FDA Authorizes New Quest Lab Method to Increase COVID-19 Molecular Diagnostics Capacity

Quest Diagnostics announced the U.S. Food and Drug Administration (FDA) has granted emergency use authorization (EUA) for a new laboratory technique that speeds the process of extracting viral RNA from specimens and will enable the company to expand its daily capacity of COVID-19 molecular diagnostic tests on behalf of patients in the United States.

"Laboratory innovation is key to optimizing testing capacity for COVID-19," said Steve Rusckowski, Chairman, Chief Executive and President, Quest Diagnostics. "We appreciate the collaboration of the FDA to bring this technique to several of our labs spanning the U.S. With more testing capacity, we expect to improve turnaround times for our customers and patients."

With the new FDA EUA, five of the company's laboratories in the U.S. may now run this new RNA extraction method, including on pooled specimens. Those laboratories are well situated geographically to address high testing demand in states where the virus has been surging. The labs are in San Juan Capistrano and Valencia, California; Lewisville, Texas; Lenexa, Kansas; Chantilly, Virginia; and Marlborough, Massachusetts.

In its submission to the FDA, the company explained that "the method is needed to address availability of extraction supplies and increase testing capacity."

The company currently has the capacity to perform 135,000 COVID-19 molecular diagnostic tests a day. The new method is expected to add an additional 35,000 tests a day in overall capacity over the next several weeks. In addition, the company will be able to use specimen pooling with the new method to increase capacity even further.

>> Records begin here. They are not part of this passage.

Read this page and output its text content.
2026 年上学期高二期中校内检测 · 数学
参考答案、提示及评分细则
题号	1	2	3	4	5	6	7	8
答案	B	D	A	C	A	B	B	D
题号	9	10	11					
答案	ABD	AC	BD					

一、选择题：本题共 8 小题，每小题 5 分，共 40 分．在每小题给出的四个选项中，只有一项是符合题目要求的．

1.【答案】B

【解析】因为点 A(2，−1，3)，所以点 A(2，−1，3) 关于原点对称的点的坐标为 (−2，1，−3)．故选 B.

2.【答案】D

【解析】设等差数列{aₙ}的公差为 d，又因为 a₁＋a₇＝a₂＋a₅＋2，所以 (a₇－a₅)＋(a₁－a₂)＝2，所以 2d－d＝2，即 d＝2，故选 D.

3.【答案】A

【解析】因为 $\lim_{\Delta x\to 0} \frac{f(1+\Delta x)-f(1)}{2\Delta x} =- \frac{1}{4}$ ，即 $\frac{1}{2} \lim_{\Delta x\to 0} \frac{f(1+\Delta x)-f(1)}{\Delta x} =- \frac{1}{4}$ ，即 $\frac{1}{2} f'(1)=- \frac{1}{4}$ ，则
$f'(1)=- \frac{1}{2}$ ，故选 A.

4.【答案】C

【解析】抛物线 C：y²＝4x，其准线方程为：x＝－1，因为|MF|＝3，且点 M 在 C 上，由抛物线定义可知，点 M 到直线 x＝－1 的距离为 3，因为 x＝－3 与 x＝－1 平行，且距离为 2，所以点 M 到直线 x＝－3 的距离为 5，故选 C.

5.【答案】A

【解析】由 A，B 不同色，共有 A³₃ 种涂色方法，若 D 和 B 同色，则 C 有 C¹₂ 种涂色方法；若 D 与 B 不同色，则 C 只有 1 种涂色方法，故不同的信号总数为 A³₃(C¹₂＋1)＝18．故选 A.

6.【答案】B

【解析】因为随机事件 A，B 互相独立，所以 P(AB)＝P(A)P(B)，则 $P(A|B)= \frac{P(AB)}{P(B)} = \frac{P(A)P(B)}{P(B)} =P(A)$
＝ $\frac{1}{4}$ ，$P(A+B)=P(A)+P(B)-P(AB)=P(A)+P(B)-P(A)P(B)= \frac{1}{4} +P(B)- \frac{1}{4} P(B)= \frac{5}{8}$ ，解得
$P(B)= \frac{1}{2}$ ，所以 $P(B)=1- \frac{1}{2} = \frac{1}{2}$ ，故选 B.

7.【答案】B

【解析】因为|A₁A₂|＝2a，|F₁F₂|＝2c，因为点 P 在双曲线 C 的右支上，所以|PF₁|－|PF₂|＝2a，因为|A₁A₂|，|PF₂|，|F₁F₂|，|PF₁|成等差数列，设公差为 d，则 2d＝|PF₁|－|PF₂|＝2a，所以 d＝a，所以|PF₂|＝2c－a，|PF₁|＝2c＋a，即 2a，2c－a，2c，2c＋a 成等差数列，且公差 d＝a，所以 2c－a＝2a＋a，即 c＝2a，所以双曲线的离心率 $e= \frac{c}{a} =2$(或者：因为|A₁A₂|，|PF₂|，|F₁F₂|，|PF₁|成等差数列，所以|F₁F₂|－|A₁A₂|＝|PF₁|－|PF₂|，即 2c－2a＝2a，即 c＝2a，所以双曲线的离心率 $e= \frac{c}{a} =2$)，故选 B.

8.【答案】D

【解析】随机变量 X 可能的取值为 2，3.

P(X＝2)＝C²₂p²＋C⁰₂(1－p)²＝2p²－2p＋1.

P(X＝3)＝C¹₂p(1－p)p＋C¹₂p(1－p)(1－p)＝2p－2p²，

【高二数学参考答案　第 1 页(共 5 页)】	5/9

Consequently, Quest now expects to have the capacity to perform 150,000 tests per day shortly and to continue to build additional capacity beyond that to 185,000 tests per day by Labor Day. Quest expects this will help it to achieve average turnaround times of 1 day for "Priority 1" patients and 2-3 days for all other patients in coming weeks.

The new extraction technique may be used with the Quest Diagnostics SARS-CoV-2 RNA, Qualitative Real Time RT-PCR (Quest SARS-CoV-2 rRT-PCR), a proprietary test developed and validated by Quest Diagnostics for use on respiratory specimens from individuals suspected of COVID-19 by their healthcare provider.